In 1971, Rush's artistry and hard work paid off when he recorded his first hit, "Chicken Heads." He moved to Jackson, Miss., in 1983 and since then has released album after album, earning three Grammy nominations as well as 10 Blues Music Awards. He was inducted into the Blues Hall of Fame in Memphis in 2006.

Over the years Rush has perfected his live show, too, picking up "this funky kind of thing like James Brown" and curating his live show with bits of Sammy Davis Jr. and Broadway, too. Still, the two biggest influences on a Rush live show, he says, are the preaching style of his father and Rush's own translation of the live show of Cab Calloway, the big bandleader and jazz singer whose shows were a sensation during the 1930s and '40s.

In all, Rush's blues career is 64 years of the truth, across some 277 recordings and countless live appearances. He's still at it.

"Most guys my age repeating what other people do," Rush says. "They'll be singing 'Hoochie Coochie Man' to 'Sweet Home Chicago' forever. There's nothing wrong with those songs, but we as a people should always try to create and take it to another level and keep things going strong in your life.

"I'm mixed up in all of this. I love Louis Jordan and I also love B.B. King. I also love Prince and I also love Snoop Dogg. I'm not saying everything they do, especially the rap stuff, but I respect it. And I'm still learning from a lot of areas in life."

Porcupine Meat is so titled after a lyric from the title track, "It's like porcupine meat. Too fat to eat; too lean to throw away."

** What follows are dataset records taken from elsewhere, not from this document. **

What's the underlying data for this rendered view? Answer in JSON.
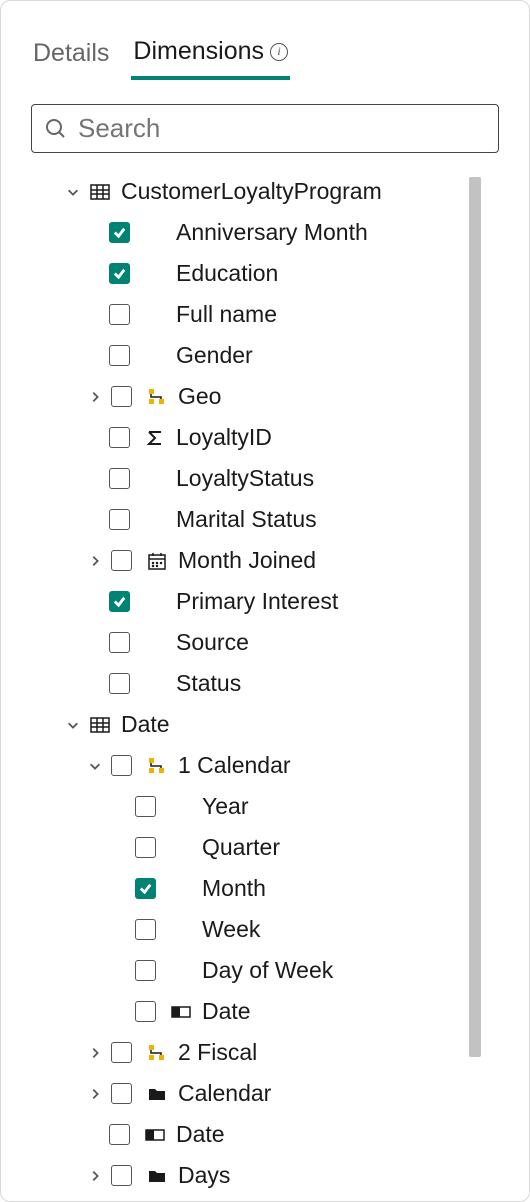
{
  "tabs": {
    "details": "Details",
    "dimensions": "Dimensions"
  },
  "search": {
    "placeholder": "Search"
  },
  "tree": {
    "custLoyalty": {
      "label": "CustomerLoyaltyProgram",
      "anniversary": "Anniversary Month",
      "education": "Education",
      "fullName": "Full name",
      "gender": "Gender",
      "geo": "Geo",
      "loyaltyId": "LoyaltyID",
      "loyaltyStatus": "LoyaltyStatus",
      "maritalStatus": "Marital Status",
      "monthJoined": "Month Joined",
      "primaryInterest": "Primary Interest",
      "source": "Source",
      "status": "Status"
    },
    "date": {
      "label": "Date",
      "cal1": {
        "label": "1 Calendar",
        "year": "Year",
        "quarter": "Quarter",
        "month": "Month",
        "week": "Week",
        "dow": "Day of Week",
        "date": "Date"
      },
      "fiscal2": "2 Fiscal",
      "calendar": "Calendar",
      "date2": "Date",
      "days": "Days"
    }
  }
}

It's an old saying, Rush says, but a bit of truth people can relate to. "It's like you're in love with someone that don't love you, yet you can't turn them loose because what they do to you is so nice. They ain't good for you, but, hell, they good to you.

"You can't live with it; can't live without it."

The swamp blues track, filled with sensuous Fender Rhodes piano and Rush's rich harmonica playing, follows the album's lead-off track, the swamp rocker "I Don't Want Nobody Hanging Around." All 12 tracks were recorded earlier this spring at The Parlor Recording Studio in New Orleans, a studio used in the past by the likes of The Rolling Stones, T-Bone Burnett, Trombone Shorty and Galactic.

The complete album is an exhibit of what the blues can be in the hands of a master such as Rush. There's the injustice blues of "Got Me Accused," the big-city electric blues of "I Think Your Dress Is Too Short" and guest appearances by Joe Bonamassa, Dave Alvin and Keb' Mo'.

Rush is proud of Porcupine Meat, saying "you can tell when you got a hit record," but he's prouder still that he gets to go out and perform the music he loves to adoring audiences. Even at 82, Rush is going strong, playing more than 200 shows a year, from clubs and theaters to festivals.

And while Rush's career has taken him out of the South -- his early years of touring earned him the title of "King of the Chitlin' Circuit" -- and around the world, he's always happy coming back "home" to the King Biscuit Blues Festival.

"King Biscuit has let me be myself," Rush says. "When I say 'be myself,' I have crossed over with a white audience, but I haven't crossed out the black audience. There are many artists who have crossed over and crossed out. I've been so blessed to cross over. I got one foot over here and one over here. Man, I'm loved from both sides of the fence. I don't know where it comes from. I'm just thanking God for it.”